During New Hampshire's winters, Lee's chair got stuck in the snow; when it was stormy, he missed lectures. Impressed with his perseverance, classmates nicknamed him "S.B." -- short not for his given name, Seung-bok, but for Super Boy. The moniker has stuck.

His parents, who returned to South Korea in the mid-'90s, didn't attend his 2001 graduation. "That was one of my biggest disappointments," Lee says. "I had worked so hard toward that day."

Lee knew he wanted to work in physical rehabilitation, but wondered how patients would react to him. At Johns Hopkins School of Medicine, where he served as chief resident in Physical Medicine and Rehabilitation, senior physicians noted that Lee provided a sense of hope to spinal cord injury patients that no able-bodied doctor could.

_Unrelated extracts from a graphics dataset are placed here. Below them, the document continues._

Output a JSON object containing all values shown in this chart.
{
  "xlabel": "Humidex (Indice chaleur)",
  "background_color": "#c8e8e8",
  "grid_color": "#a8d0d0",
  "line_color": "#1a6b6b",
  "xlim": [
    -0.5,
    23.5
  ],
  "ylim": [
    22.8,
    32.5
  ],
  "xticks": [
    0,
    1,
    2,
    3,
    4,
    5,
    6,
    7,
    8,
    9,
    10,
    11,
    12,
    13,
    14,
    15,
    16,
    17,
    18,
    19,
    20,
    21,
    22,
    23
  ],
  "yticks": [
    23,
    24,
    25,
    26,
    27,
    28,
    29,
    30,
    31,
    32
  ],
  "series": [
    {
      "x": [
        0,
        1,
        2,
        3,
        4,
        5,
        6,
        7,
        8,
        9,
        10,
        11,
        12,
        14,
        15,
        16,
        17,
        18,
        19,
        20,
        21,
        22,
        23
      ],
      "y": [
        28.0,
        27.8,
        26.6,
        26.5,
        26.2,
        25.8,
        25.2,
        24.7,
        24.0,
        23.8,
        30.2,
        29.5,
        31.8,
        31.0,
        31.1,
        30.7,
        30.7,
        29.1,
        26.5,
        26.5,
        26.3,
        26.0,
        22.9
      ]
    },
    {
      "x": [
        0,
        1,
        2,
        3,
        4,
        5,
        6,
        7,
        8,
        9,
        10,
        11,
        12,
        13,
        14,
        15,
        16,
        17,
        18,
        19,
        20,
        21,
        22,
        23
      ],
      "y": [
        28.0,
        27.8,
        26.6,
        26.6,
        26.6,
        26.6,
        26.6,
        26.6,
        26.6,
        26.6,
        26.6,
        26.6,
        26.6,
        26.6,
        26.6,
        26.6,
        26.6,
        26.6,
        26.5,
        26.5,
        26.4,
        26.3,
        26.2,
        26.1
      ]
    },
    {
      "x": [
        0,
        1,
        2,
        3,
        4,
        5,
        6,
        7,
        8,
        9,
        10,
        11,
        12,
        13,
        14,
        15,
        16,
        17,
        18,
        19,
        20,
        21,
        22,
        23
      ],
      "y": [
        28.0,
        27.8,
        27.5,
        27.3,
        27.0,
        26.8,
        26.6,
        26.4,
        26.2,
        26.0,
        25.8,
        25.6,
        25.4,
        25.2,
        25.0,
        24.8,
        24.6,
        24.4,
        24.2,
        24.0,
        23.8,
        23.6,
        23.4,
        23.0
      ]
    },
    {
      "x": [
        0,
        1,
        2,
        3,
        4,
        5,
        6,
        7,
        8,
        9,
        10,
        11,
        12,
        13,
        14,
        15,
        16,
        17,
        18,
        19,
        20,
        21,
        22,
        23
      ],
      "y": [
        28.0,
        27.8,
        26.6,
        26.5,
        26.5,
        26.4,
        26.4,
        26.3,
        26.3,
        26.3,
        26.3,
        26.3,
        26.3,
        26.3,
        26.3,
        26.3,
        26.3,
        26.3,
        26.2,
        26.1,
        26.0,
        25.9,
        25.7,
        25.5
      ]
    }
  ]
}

More than 20 years after his accident, Lee completed his residency in 2005 and began receiving job offers from around the country. He chose to work at Baltimore's Kennedy Krieger Institute in a newly opened state-of-the-art spinal cord injury center with John McDonald, a pioneering neurologist who worked with Christopher Reeve before he died. "In the past," explains Dr. McDonald, "people with spinal cord injury received acute care followed by rehabilitation -- then nothing." McDonald advocates patterned exercise and electric stimulation, which can awaken dormant nerves.